Decision: This was a single issue case:

[1] The only issue in this appeal is whether the Canada Revenue Agency (CRA) issued outside of the prescribed time, by notice of assessment dated May 21, 2010, an assessment of Danny Jobin for amounts of tax owed under section 227.1 of the Income Tax Act (Act) and for amounts owed under section 83 of the Employment Insurance Act.

[2] I was prepared to issue my reasons dismissing the appeal at the conclusion of the hearing. However, counsel for the appellant requested 15 days to search for certain documents and present written submissions. Those 15 days are now up.

[3] The parties agree that, for the periods ending on September 19, 2002, October 2, 2002, and December 17, 2002, 3560643 Canada Inc. failed to withhold from salaries and wages that it had paid amounts for income tax and employment insurance premiums and to remit those amounts to the Receiver General for Canada. The assessment also includes related interest and penalties.

[4] At all relevant times, Mr. Jobin was the sole director as well as the president of the corporation. He did not argue at trial that, as director, he exercised the degree of care, diligence and skill to prevent the failure that a reasonably prudent person would have exercised in comparable circumstances: subsection 227.1(3) of the Act. The sole issue is whether the CRA made the assessments outside of the prescribed time.
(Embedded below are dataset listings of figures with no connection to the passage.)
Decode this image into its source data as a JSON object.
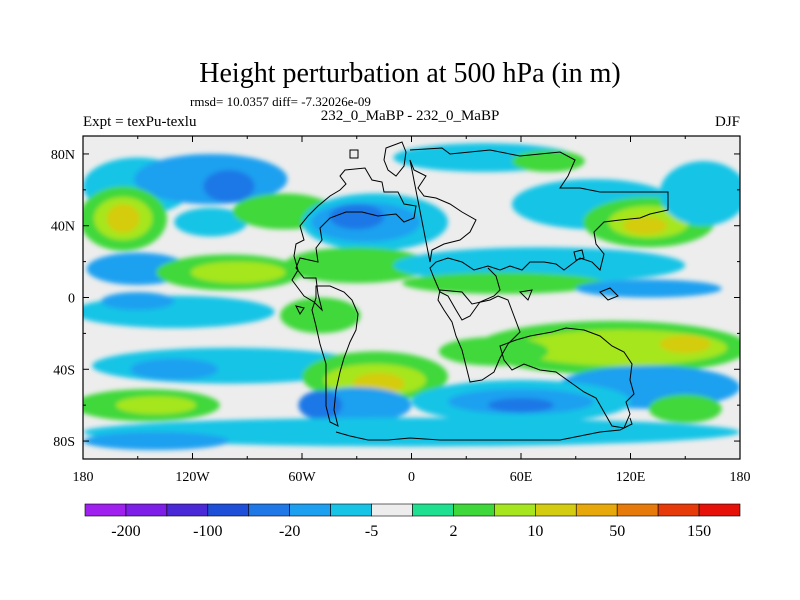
{
  "chart_data": {
    "type": "heatmap",
    "title": "Height perturbation at 500 hPa (in m)",
    "subtitle": "rmsd= 10.0357 diff= -7.32026e-09",
    "left_label": "Expt = texPu-texlu",
    "center_label": "232_0_MaBP - 232_0_MaBP",
    "right_label": "DJF",
    "x_ticks": [
      -180,
      -120,
      -60,
      0,
      60,
      120,
      180
    ],
    "x_tick_labels": [
      "180",
      "120W",
      "60W",
      "0",
      "60E",
      "120E",
      "180"
    ],
    "y_ticks": [
      80,
      40,
      0,
      -40,
      -80
    ],
    "y_tick_labels": [
      "80N",
      "40N",
      "0",
      "40S",
      "80S"
    ],
    "xlim": [
      -180,
      180
    ],
    "ylim": [
      -90,
      90
    ],
    "colorbar_labels": [
      "-200",
      "-100",
      "-20",
      "-5",
      "2",
      "10",
      "50",
      "150"
    ],
    "colorbar_colors": [
      "#a020f0",
      "#7d1fe6",
      "#4a2ad6",
      "#1e4fd8",
      "#1f78e6",
      "#1ea0f0",
      "#17c4e6",
      "#ededed",
      "#1ee090",
      "#3fd83a",
      "#a6e61e",
      "#d4cc10",
      "#e6a80a",
      "#e67a0a",
      "#e63a0a",
      "#e6120a"
    ],
    "contour_fill": {
      "background_level": "#ededed",
      "blobs": [
        {
          "lon": -150,
          "lat": 62,
          "rx": 30,
          "ry": 16,
          "color": "#17c4e6"
        },
        {
          "lon": -110,
          "lat": 66,
          "rx": 42,
          "ry": 14,
          "color": "#1ea0f0"
        },
        {
          "lon": -100,
          "lat": 62,
          "rx": 14,
          "ry": 9,
          "color": "#1f78e6"
        },
        {
          "lon": -158,
          "lat": 44,
          "rx": 24,
          "ry": 18,
          "color": "#3fd83a"
        },
        {
          "lon": -158,
          "lat": 44,
          "rx": 16,
          "ry": 12,
          "color": "#a6e61e"
        },
        {
          "lon": -158,
          "lat": 44,
          "rx": 9,
          "ry": 8,
          "color": "#d4cc10"
        },
        {
          "lon": -110,
          "lat": 42,
          "rx": 20,
          "ry": 8,
          "color": "#17c4e6"
        },
        {
          "lon": -70,
          "lat": 48,
          "rx": 28,
          "ry": 10,
          "color": "#3fd83a"
        },
        {
          "lon": -20,
          "lat": 42,
          "rx": 40,
          "ry": 16,
          "color": "#17c4e6"
        },
        {
          "lon": -25,
          "lat": 42,
          "rx": 30,
          "ry": 11,
          "color": "#1ea0f0"
        },
        {
          "lon": -30,
          "lat": 45,
          "rx": 15,
          "ry": 7,
          "color": "#1f78e6"
        },
        {
          "lon": 40,
          "lat": 78,
          "rx": 50,
          "ry": 8,
          "color": "#17c4e6"
        },
        {
          "lon": 75,
          "lat": 76,
          "rx": 20,
          "ry": 6,
          "color": "#3fd83a"
        },
        {
          "lon": 100,
          "lat": 52,
          "rx": 45,
          "ry": 14,
          "color": "#17c4e6"
        },
        {
          "lon": 130,
          "lat": 42,
          "rx": 36,
          "ry": 14,
          "color": "#3fd83a"
        },
        {
          "lon": 130,
          "lat": 42,
          "rx": 22,
          "ry": 9,
          "color": "#a6e61e"
        },
        {
          "lon": 128,
          "lat": 40,
          "rx": 12,
          "ry": 5,
          "color": "#d4cc10"
        },
        {
          "lon": 160,
          "lat": 58,
          "rx": 24,
          "ry": 18,
          "color": "#17c4e6"
        },
        {
          "lon": -150,
          "lat": 16,
          "rx": 28,
          "ry": 9,
          "color": "#1ea0f0"
        },
        {
          "lon": -100,
          "lat": 14,
          "rx": 40,
          "ry": 10,
          "color": "#3fd83a"
        },
        {
          "lon": -95,
          "lat": 14,
          "rx": 26,
          "ry": 6,
          "color": "#a6e61e"
        },
        {
          "lon": -30,
          "lat": 18,
          "rx": 40,
          "ry": 10,
          "color": "#3fd83a"
        },
        {
          "lon": 70,
          "lat": 18,
          "rx": 80,
          "ry": 10,
          "color": "#17c4e6"
        },
        {
          "lon": 50,
          "lat": 8,
          "rx": 55,
          "ry": 6,
          "color": "#3fd83a"
        },
        {
          "lon": 130,
          "lat": 5,
          "rx": 40,
          "ry": 5,
          "color": "#1ea0f0"
        },
        {
          "lon": -130,
          "lat": -8,
          "rx": 55,
          "ry": 9,
          "color": "#17c4e6"
        },
        {
          "lon": -150,
          "lat": -2,
          "rx": 20,
          "ry": 5,
          "color": "#1ea0f0"
        },
        {
          "lon": -50,
          "lat": -10,
          "rx": 22,
          "ry": 10,
          "color": "#3fd83a"
        },
        {
          "lon": 110,
          "lat": -28,
          "rx": 75,
          "ry": 15,
          "color": "#3fd83a"
        },
        {
          "lon": 115,
          "lat": -28,
          "rx": 58,
          "ry": 10,
          "color": "#a6e61e"
        },
        {
          "lon": 150,
          "lat": -26,
          "rx": 14,
          "ry": 5,
          "color": "#d4cc10"
        },
        {
          "lon": 45,
          "lat": -30,
          "rx": 30,
          "ry": 8,
          "color": "#3fd83a"
        },
        {
          "lon": -100,
          "lat": -38,
          "rx": 75,
          "ry": 10,
          "color": "#17c4e6"
        },
        {
          "lon": -130,
          "lat": -40,
          "rx": 24,
          "ry": 6,
          "color": "#1ea0f0"
        },
        {
          "lon": -20,
          "lat": -44,
          "rx": 40,
          "ry": 14,
          "color": "#3fd83a"
        },
        {
          "lon": -20,
          "lat": -46,
          "rx": 28,
          "ry": 9,
          "color": "#a6e61e"
        },
        {
          "lon": -18,
          "lat": -48,
          "rx": 14,
          "ry": 6,
          "color": "#d4cc10"
        },
        {
          "lon": 130,
          "lat": -50,
          "rx": 50,
          "ry": 12,
          "color": "#1ea0f0"
        },
        {
          "lon": 60,
          "lat": -58,
          "rx": 60,
          "ry": 12,
          "color": "#17c4e6"
        },
        {
          "lon": 60,
          "lat": -58,
          "rx": 40,
          "ry": 7,
          "color": "#1ea0f0"
        },
        {
          "lon": 60,
          "lat": -60,
          "rx": 18,
          "ry": 4,
          "color": "#1f78e6"
        },
        {
          "lon": -145,
          "lat": -60,
          "rx": 40,
          "ry": 9,
          "color": "#3fd83a"
        },
        {
          "lon": -140,
          "lat": -60,
          "rx": 22,
          "ry": 5,
          "color": "#a6e61e"
        },
        {
          "lon": -30,
          "lat": -60,
          "rx": 30,
          "ry": 10,
          "color": "#1ea0f0"
        },
        {
          "lon": -50,
          "lat": -60,
          "rx": 12,
          "ry": 8,
          "color": "#1f78e6"
        },
        {
          "lon": 0,
          "lat": -75,
          "rx": 180,
          "ry": 8,
          "color": "#17c4e6"
        },
        {
          "lon": -140,
          "lat": -80,
          "rx": 40,
          "ry": 5,
          "color": "#1ea0f0"
        },
        {
          "lon": 150,
          "lat": -62,
          "rx": 20,
          "ry": 8,
          "color": "#3fd83a"
        }
      ]
    }
  }
}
The Corporation went bankrupt in 2003 and was struck from the Quebec business register in 2005. The Trustee was discharged in 2007. Mr. Jobin’s counsel argued that the assessment in 2010 was made more than 2 years after he ceased to be a director either upon the assignment in bankruptcy, the striking from the Quebec business register or the discharge of the trustee.
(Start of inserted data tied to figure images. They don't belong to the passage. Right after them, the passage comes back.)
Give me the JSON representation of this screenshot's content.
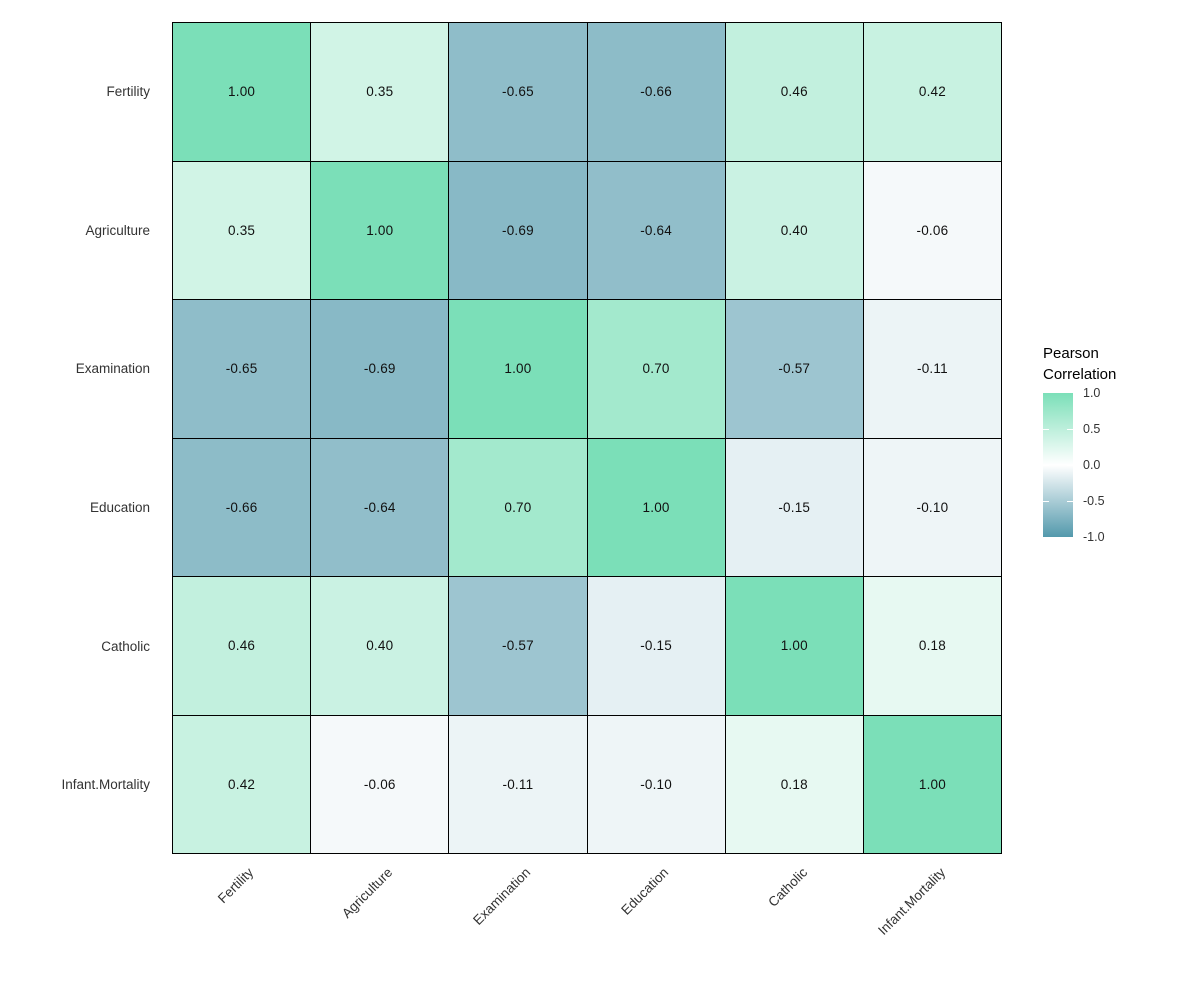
{
  "chart_data": {
    "type": "heatmap",
    "title": "",
    "variables": [
      "Fertility",
      "Agriculture",
      "Examination",
      "Education",
      "Catholic",
      "Infant.Mortality"
    ],
    "matrix": [
      [
        1.0,
        0.35,
        -0.65,
        -0.66,
        0.46,
        0.42
      ],
      [
        0.35,
        1.0,
        -0.69,
        -0.64,
        0.4,
        -0.06
      ],
      [
        -0.65,
        -0.69,
        1.0,
        0.7,
        -0.57,
        -0.11
      ],
      [
        -0.66,
        -0.64,
        0.7,
        1.0,
        -0.15,
        -0.1
      ],
      [
        0.46,
        0.4,
        -0.57,
        -0.15,
        1.0,
        0.18
      ],
      [
        0.42,
        -0.06,
        -0.11,
        -0.1,
        0.18,
        1.0
      ]
    ],
    "value_decimals": 2,
    "xlabel": "",
    "ylabel": "",
    "grid": true,
    "legend": {
      "title": "Pearson\nCorrelation",
      "position": "right",
      "ticks": [
        "1.0",
        "0.5",
        "0.0",
        "-0.5",
        "-1.0"
      ],
      "range": [
        -1.0,
        1.0
      ]
    },
    "colors": {
      "high": "#7BDFB8",
      "mid": "#FFFFFF",
      "low": "#5399AC",
      "grid_line": "#000000",
      "cell_text": "#111111",
      "axis_text": "#333333",
      "legend_title_text": "#000000",
      "background": "#FFFFFF"
    }
  }
}
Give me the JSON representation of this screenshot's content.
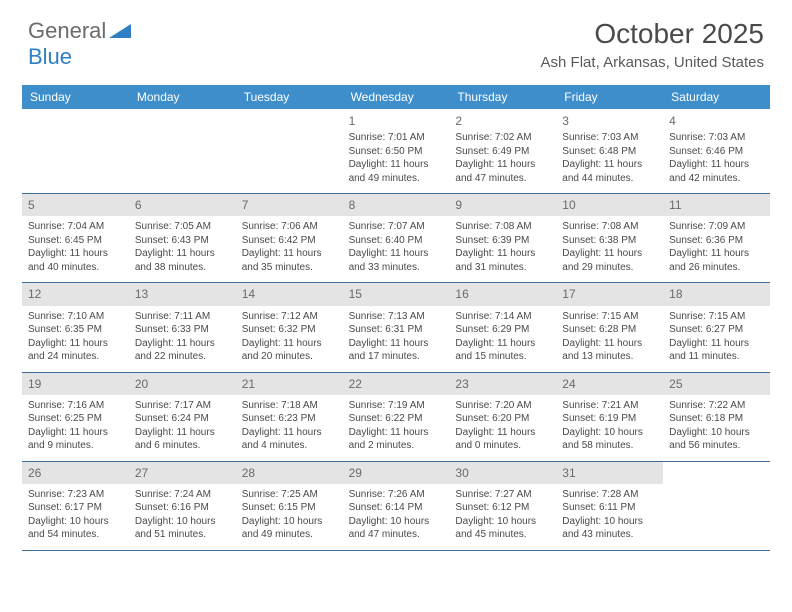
{
  "logo": {
    "text1": "General",
    "text2": "Blue"
  },
  "title": "October 2025",
  "location": "Ash Flat, Arkansas, United States",
  "day_names": [
    "Sunday",
    "Monday",
    "Tuesday",
    "Wednesday",
    "Thursday",
    "Friday",
    "Saturday"
  ],
  "colors": {
    "header_bg": "#3f8ecc",
    "header_text": "#ffffff",
    "band_bg": "#e4e4e4",
    "rule": "#3f6d9a",
    "body_text": "#4a4a4a"
  },
  "weeks": [
    {
      "banded": false,
      "days": [
        null,
        null,
        null,
        {
          "n": "1",
          "sr": "7:01 AM",
          "ss": "6:50 PM",
          "dl": "11 hours and 49 minutes."
        },
        {
          "n": "2",
          "sr": "7:02 AM",
          "ss": "6:49 PM",
          "dl": "11 hours and 47 minutes."
        },
        {
          "n": "3",
          "sr": "7:03 AM",
          "ss": "6:48 PM",
          "dl": "11 hours and 44 minutes."
        },
        {
          "n": "4",
          "sr": "7:03 AM",
          "ss": "6:46 PM",
          "dl": "11 hours and 42 minutes."
        }
      ]
    },
    {
      "banded": true,
      "days": [
        {
          "n": "5",
          "sr": "7:04 AM",
          "ss": "6:45 PM",
          "dl": "11 hours and 40 minutes."
        },
        {
          "n": "6",
          "sr": "7:05 AM",
          "ss": "6:43 PM",
          "dl": "11 hours and 38 minutes."
        },
        {
          "n": "7",
          "sr": "7:06 AM",
          "ss": "6:42 PM",
          "dl": "11 hours and 35 minutes."
        },
        {
          "n": "8",
          "sr": "7:07 AM",
          "ss": "6:40 PM",
          "dl": "11 hours and 33 minutes."
        },
        {
          "n": "9",
          "sr": "7:08 AM",
          "ss": "6:39 PM",
          "dl": "11 hours and 31 minutes."
        },
        {
          "n": "10",
          "sr": "7:08 AM",
          "ss": "6:38 PM",
          "dl": "11 hours and 29 minutes."
        },
        {
          "n": "11",
          "sr": "7:09 AM",
          "ss": "6:36 PM",
          "dl": "11 hours and 26 minutes."
        }
      ]
    },
    {
      "banded": true,
      "days": [
        {
          "n": "12",
          "sr": "7:10 AM",
          "ss": "6:35 PM",
          "dl": "11 hours and 24 minutes."
        },
        {
          "n": "13",
          "sr": "7:11 AM",
          "ss": "6:33 PM",
          "dl": "11 hours and 22 minutes."
        },
        {
          "n": "14",
          "sr": "7:12 AM",
          "ss": "6:32 PM",
          "dl": "11 hours and 20 minutes."
        },
        {
          "n": "15",
          "sr": "7:13 AM",
          "ss": "6:31 PM",
          "dl": "11 hours and 17 minutes."
        },
        {
          "n": "16",
          "sr": "7:14 AM",
          "ss": "6:29 PM",
          "dl": "11 hours and 15 minutes."
        },
        {
          "n": "17",
          "sr": "7:15 AM",
          "ss": "6:28 PM",
          "dl": "11 hours and 13 minutes."
        },
        {
          "n": "18",
          "sr": "7:15 AM",
          "ss": "6:27 PM",
          "dl": "11 hours and 11 minutes."
        }
      ]
    },
    {
      "banded": true,
      "days": [
        {
          "n": "19",
          "sr": "7:16 AM",
          "ss": "6:25 PM",
          "dl": "11 hours and 9 minutes."
        },
        {
          "n": "20",
          "sr": "7:17 AM",
          "ss": "6:24 PM",
          "dl": "11 hours and 6 minutes."
        },
        {
          "n": "21",
          "sr": "7:18 AM",
          "ss": "6:23 PM",
          "dl": "11 hours and 4 minutes."
        },
        {
          "n": "22",
          "sr": "7:19 AM",
          "ss": "6:22 PM",
          "dl": "11 hours and 2 minutes."
        },
        {
          "n": "23",
          "sr": "7:20 AM",
          "ss": "6:20 PM",
          "dl": "11 hours and 0 minutes."
        },
        {
          "n": "24",
          "sr": "7:21 AM",
          "ss": "6:19 PM",
          "dl": "10 hours and 58 minutes."
        },
        {
          "n": "25",
          "sr": "7:22 AM",
          "ss": "6:18 PM",
          "dl": "10 hours and 56 minutes."
        }
      ]
    },
    {
      "banded": true,
      "days": [
        {
          "n": "26",
          "sr": "7:23 AM",
          "ss": "6:17 PM",
          "dl": "10 hours and 54 minutes."
        },
        {
          "n": "27",
          "sr": "7:24 AM",
          "ss": "6:16 PM",
          "dl": "10 hours and 51 minutes."
        },
        {
          "n": "28",
          "sr": "7:25 AM",
          "ss": "6:15 PM",
          "dl": "10 hours and 49 minutes."
        },
        {
          "n": "29",
          "sr": "7:26 AM",
          "ss": "6:14 PM",
          "dl": "10 hours and 47 minutes."
        },
        {
          "n": "30",
          "sr": "7:27 AM",
          "ss": "6:12 PM",
          "dl": "10 hours and 45 minutes."
        },
        {
          "n": "31",
          "sr": "7:28 AM",
          "ss": "6:11 PM",
          "dl": "10 hours and 43 minutes."
        },
        null
      ]
    }
  ],
  "labels": {
    "sunrise": "Sunrise: ",
    "sunset": "Sunset: ",
    "daylight": "Daylight: "
  }
}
The Court held that the Corporation’s bankruptcy did not cause it to cease to exist:

[11] The fact that a corporation goes bankrupt has no effect on the existence of the corporation. The corporation continues to exist and its officers continue to hold office, although their powers may be reduced. A person does not cease to be a director by virtue of the appointment of a trustee in bankruptcy: Kalef v. The Queen. I have found neither any provision in the Bankruptcy and Insolvency Act nor any reported case that contradicts Kalef.

[Footnote omitted]

Similarly the Court held that being struck off the Quebec business register did not cause the Corporation, which was incorporated under the CBCA, to cease to exist:

[13] The ALP [Act respecting the legal publicity of sole proprietorships, partnerships and legal persons] does not provide for the creation of any corporation. If a company incorporated outside of Quebec but domiciled in Quebec and registered under the ALP is struck off the register, it continues to exist although it may be prohibited from carrying on business in Quebec. Sections 50 to 53 deal with the striking of a corporation off the register and section 56 provides for the revocation of the striking off the register through an order to that effect. It is quite a stretch to consider striking off the register as constituting dissolution in the case of an extra-provincially incorporated legal person.

Mr. Jobin had not resigned, or been removed, as a director and there was no evidence the Corporation was dissolved or wound up:

[16] Section 109 [of the CBCA] provides for the removal of a director by resolution of the shareholders, and subsection 105(1) [of the CBCA] provides that persons under 18 years of age, persons of unsound mind if so found by a court of law, and persons who have the status of bankrupt cannot be directors. Mr. Jobin did not resign as director nor was he removed from that position.

[17] There was no claim by the appellant that the corporation had been dissolved under the provisions of the CBCA or wound up pursuant to the Winding‑up and Restructuring Act or any other legislation. If the corporation had been dissolved, then Mr. Jobin would have ceased to be a director.

[18] Mr. Jobin was a director of the corporation within the two-year period prior to the notice of assessment under appeal herein.

The appeal was accordingly dismissed with costs.